Foremost on his mind was the current crisis in the Middle East. He criticized Israel’s actions, the responses of many other nations and the media’s coverage of the events,
“They are bombing entire cities, it is a true genocide. Where will this madness end? God only knows! It extends from Iraq to Lebanon and Palestine. Let’s hope it doesn’t spread further.”
“The most virulent, loud, and high-handed critics of North Korea are the same ones that, in view of Israeli aggression against innocent men, women and children, say nothing.”
He also addressed the media’s use of language in their reporting of Israel’s attacks on Lebanon and Palestine, singling out CNN for special treatment, CNN doesn’t “speak of invasion, they don’t speak of aggression, they don’t speak of any of that, [they speak of] the conflict, and the Isreali army against the terrorists.”
Chávez has long been a vocal proponent of the sanctity of national sovereignty and a fierce critic of US foreign policy which he brands simply as imperialism. His government has criticized CNN in the past and has created a cable TV channel named Telesur which offers an alternative for Latin American viewers to the “North American-centric” CNN in Spanish.
In a direct swipe at the US, their recent veto of a UN resolution that demanded a halt to Israel’s offensive in Gaza came into the firing line. From there, he glided smoothly on to the subject of his government’s campaign to win a seat as a non-permanent member of the UN Security Council.
“They have stabbed the Middle East peace process in the heart, and we see a security council blocked by the power of the veto, that of the government of the United States especially.”
If Venezuela could occupy a seat on the council he said he hoped they would be able to, “Contribute modestly towards the battle to free the world from the imperialist threat”.
Unsurprisingly, the US government is strongly opposed to Venezuela’s campaign for the seat and is campaigning hard for Guatemala to take the one to be vacated by Argentina later this year. Guatemala is seen as a government that will not cause trouble for the US, unlike Venezuela.

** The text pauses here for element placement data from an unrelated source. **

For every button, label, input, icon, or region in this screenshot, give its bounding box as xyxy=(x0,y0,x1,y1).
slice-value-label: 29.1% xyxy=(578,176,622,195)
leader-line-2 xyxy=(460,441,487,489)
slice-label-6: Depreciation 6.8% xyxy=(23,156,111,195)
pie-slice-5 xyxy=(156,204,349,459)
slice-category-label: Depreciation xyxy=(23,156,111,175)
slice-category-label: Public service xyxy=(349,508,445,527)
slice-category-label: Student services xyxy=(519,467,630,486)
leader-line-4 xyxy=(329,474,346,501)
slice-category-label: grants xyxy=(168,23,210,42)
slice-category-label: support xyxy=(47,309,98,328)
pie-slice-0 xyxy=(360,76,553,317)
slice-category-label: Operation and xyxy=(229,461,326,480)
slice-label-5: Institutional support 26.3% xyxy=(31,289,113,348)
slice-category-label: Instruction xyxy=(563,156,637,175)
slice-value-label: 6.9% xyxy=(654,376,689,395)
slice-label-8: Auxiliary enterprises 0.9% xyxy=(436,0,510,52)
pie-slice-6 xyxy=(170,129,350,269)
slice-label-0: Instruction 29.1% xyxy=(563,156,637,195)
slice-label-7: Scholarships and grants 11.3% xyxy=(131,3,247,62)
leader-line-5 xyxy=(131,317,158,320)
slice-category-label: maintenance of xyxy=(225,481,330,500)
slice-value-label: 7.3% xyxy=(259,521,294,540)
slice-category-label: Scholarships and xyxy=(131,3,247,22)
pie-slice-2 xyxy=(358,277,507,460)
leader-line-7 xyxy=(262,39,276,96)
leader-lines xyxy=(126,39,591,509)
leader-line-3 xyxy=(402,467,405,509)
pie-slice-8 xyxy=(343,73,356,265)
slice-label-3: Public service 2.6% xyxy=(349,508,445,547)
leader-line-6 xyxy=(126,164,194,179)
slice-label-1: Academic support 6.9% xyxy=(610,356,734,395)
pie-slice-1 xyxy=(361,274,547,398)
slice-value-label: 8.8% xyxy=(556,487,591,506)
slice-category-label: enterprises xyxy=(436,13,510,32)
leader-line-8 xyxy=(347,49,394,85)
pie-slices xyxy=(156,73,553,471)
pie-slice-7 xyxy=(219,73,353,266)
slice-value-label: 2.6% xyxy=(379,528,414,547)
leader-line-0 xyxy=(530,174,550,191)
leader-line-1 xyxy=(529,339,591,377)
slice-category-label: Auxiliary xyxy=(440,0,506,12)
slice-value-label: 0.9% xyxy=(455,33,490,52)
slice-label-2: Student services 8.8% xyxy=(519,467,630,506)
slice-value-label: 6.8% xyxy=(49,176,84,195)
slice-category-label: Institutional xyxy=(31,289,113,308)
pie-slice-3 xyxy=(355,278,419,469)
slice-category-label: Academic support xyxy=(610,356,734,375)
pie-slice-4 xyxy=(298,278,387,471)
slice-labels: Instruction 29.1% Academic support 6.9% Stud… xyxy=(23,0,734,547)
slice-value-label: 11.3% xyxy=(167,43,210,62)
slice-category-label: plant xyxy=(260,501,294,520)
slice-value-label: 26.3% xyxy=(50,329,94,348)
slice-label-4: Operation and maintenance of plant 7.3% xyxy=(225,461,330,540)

Chávez praised Russia, though, and he mourned the death of the old Soviet Union. In the view of Chávez it seems Russia should be a regional power in a multi-polar world and he wants Venezuela to develop strong economic ties with her. “Let’s see what a great scientific and technological contribution Russia is going to give us with the installation of the munitions factory, the armament factory, because it’s not only the armament, the product, it is the processes applied to many other fields,” said Chavez.
His time in Argentina will be spent at a Mercosur Summit, the first for Venezuela since becoming a full member earlier this month. He reiterated his desire for a more “social” Mercosur.
After Argentina he will head to Belarus, Russia, Qatar, Iran, Vietnam, and Mali.
There have been some complaints that he should be staying at home as there are enough problems to solve in Venezuela. A number of residents of Coche, in the south of Caracas, where there have been more than five gangland murders since the weekend, say he should be sorting out the problem of insecurity in their area.
Elsewhere on the domestic front Chávez announced that National Assembly Deputy Francisco Ameliach would be managing the upcoming presidential election campaign. Ameliach will leave his post as Deputy during that period.